Mais l'historique IRCL ne désarme pas: une femme et un enfant auraient été bousculés lors de l'arrivée de la course populaire à Vidy. Ces informations ne sont pas confirmées par la police municipale. Un coureur de buggy-rolling, le corps recouvert de roulettes, a tout de même été blessé à l'arcade sourcilière suite à une sortie de route, qui s'est conclue par quelques points de suture.

Le climat de tension entre les organisateurs a atteint son comble vendredi soir, après la descente aux flambeaux. Sortant du site de Vidy, Emmanuelle Bigot et Yves Pedrazzini, les deux responsables de l'IRCL, affirment avoir été pris à partie, bousculés et frappés par l'un des organisateurs du Blue Win Contest. Ceux-ci ne contestent pas qu'une «bousculade» a eu lieu «à la suite d'une provocation». La police a dû intervenir pour séparer les organisateurs du «contest».

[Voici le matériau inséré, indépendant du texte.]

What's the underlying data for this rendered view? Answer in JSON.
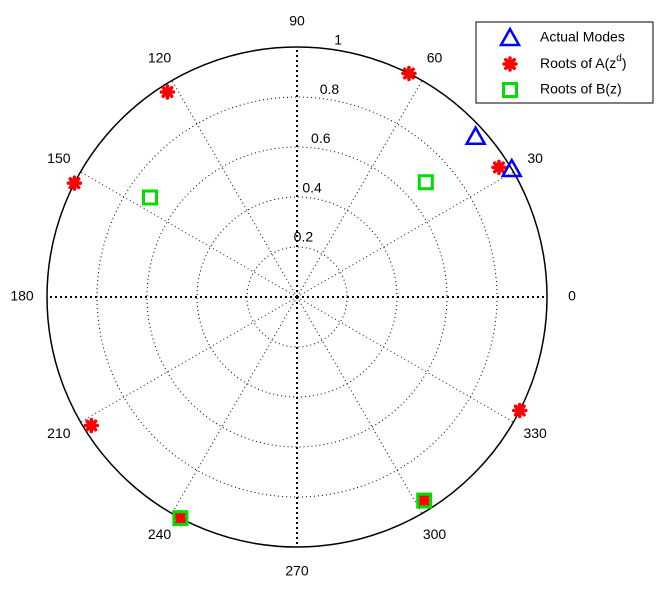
{
  "chart_data": {
    "type": "polar",
    "rlim": [
      0,
      1
    ],
    "rticks": [
      0.2,
      0.4,
      0.6,
      0.8,
      1
    ],
    "thetaticks": [
      0,
      30,
      60,
      90,
      120,
      150,
      180,
      210,
      240,
      270,
      300,
      330
    ],
    "grid": true,
    "legend": "top-right",
    "series": [
      {
        "name": "Actual Modes",
        "marker": "triangle",
        "color": "#0000ff",
        "theta": [
          41.9,
          30.8
        ],
        "r": [
          0.96,
          1.0
        ]
      },
      {
        "name": "Roots of A(z^d)",
        "marker": "star",
        "color": "#ff0000",
        "theta": [
          63.4,
          122.3,
          152.9,
          32.7,
          333,
          212,
          242.2,
          302
        ],
        "r": [
          1.0,
          0.97,
          1.0,
          0.96,
          1.0,
          0.97,
          1.0,
          0.96
        ]
      },
      {
        "name": "Roots of B(z)",
        "marker": "square",
        "color": "#00dd00",
        "theta": [
          41.7,
          145.9,
          242.2,
          302
        ],
        "r": [
          0.69,
          0.71,
          1.0,
          0.96
        ]
      }
    ]
  }
}
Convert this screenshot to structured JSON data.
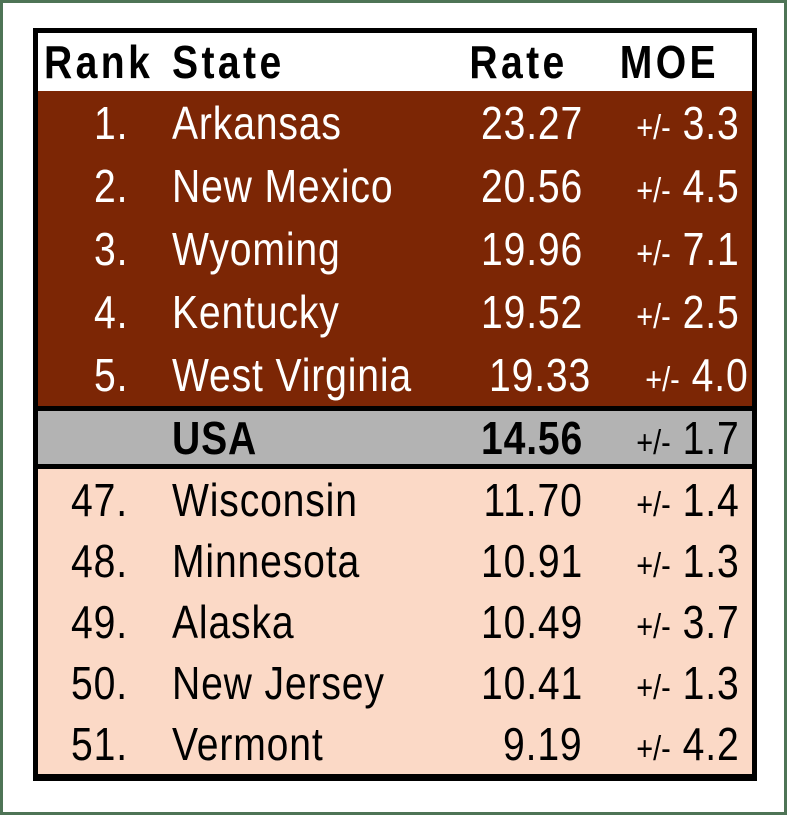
{
  "chart_data": {
    "type": "table",
    "columns": {
      "rank": "Rank",
      "state": "State",
      "rate": "Rate",
      "moe": "MOE"
    },
    "pm": "+/-",
    "top_rows": [
      {
        "rank": "1.",
        "state": "Arkansas",
        "rate": "23.27",
        "moe": "3.3"
      },
      {
        "rank": "2.",
        "state": "New Mexico",
        "rate": "20.56",
        "moe": "4.5"
      },
      {
        "rank": "3.",
        "state": "Wyoming",
        "rate": "19.96",
        "moe": "7.1"
      },
      {
        "rank": "4.",
        "state": "Kentucky",
        "rate": "19.52",
        "moe": "2.5"
      },
      {
        "rank": "5.",
        "state": "West Virginia",
        "rate": "19.33",
        "moe": "4.0"
      }
    ],
    "usa_row": {
      "rank": "",
      "state": "USA",
      "rate": "14.56",
      "moe": "1.7"
    },
    "bottom_rows": [
      {
        "rank": "47.",
        "state": "Wisconsin",
        "rate": "11.70",
        "moe": "1.4"
      },
      {
        "rank": "48.",
        "state": "Minnesota",
        "rate": "10.91",
        "moe": "1.3"
      },
      {
        "rank": "49.",
        "state": "Alaska",
        "rate": "10.49",
        "moe": "3.7"
      },
      {
        "rank": "50.",
        "state": "New Jersey",
        "rate": "10.41",
        "moe": "1.3"
      },
      {
        "rank": "51.",
        "state": "Vermont",
        "rate": "9.19",
        "moe": "4.2"
      }
    ],
    "layout_hints": {
      "top_section_bg": "#7C2605",
      "top_section_text": "#FFFFFF",
      "usa_row_bg": "#B3B3B3",
      "bottom_section_bg": "#FBD9C6",
      "bottom_section_text": "#000000",
      "table_border": "#000000",
      "outer_frame": "#4E7456",
      "header_bg": "#FFFFFF"
    }
  }
}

Le différend qui oppose les organisateurs remonte au mois de mai. Des querelles de personnes, mais aussi une conception différente de l'événement, l'ont alimenté. Pour l'IRCL – qui a déployé durant la descente aux flambeaux des calicots, «IRCL, the original» et «Lausanne, capitale des $ports» – la dimension trop fortement mercantile de l'édition 2000 est déplacée. De leur côté, les membres du comité «Blue win urban contest» insistent sur le défi qu'a représenté l'organisation de l'événement. «Tout a été fait en dix semaines», insiste David Lenoir: «Il fallait éviter de perdre les sponsors, dont on est sûr désormais qu'ils reviendront.»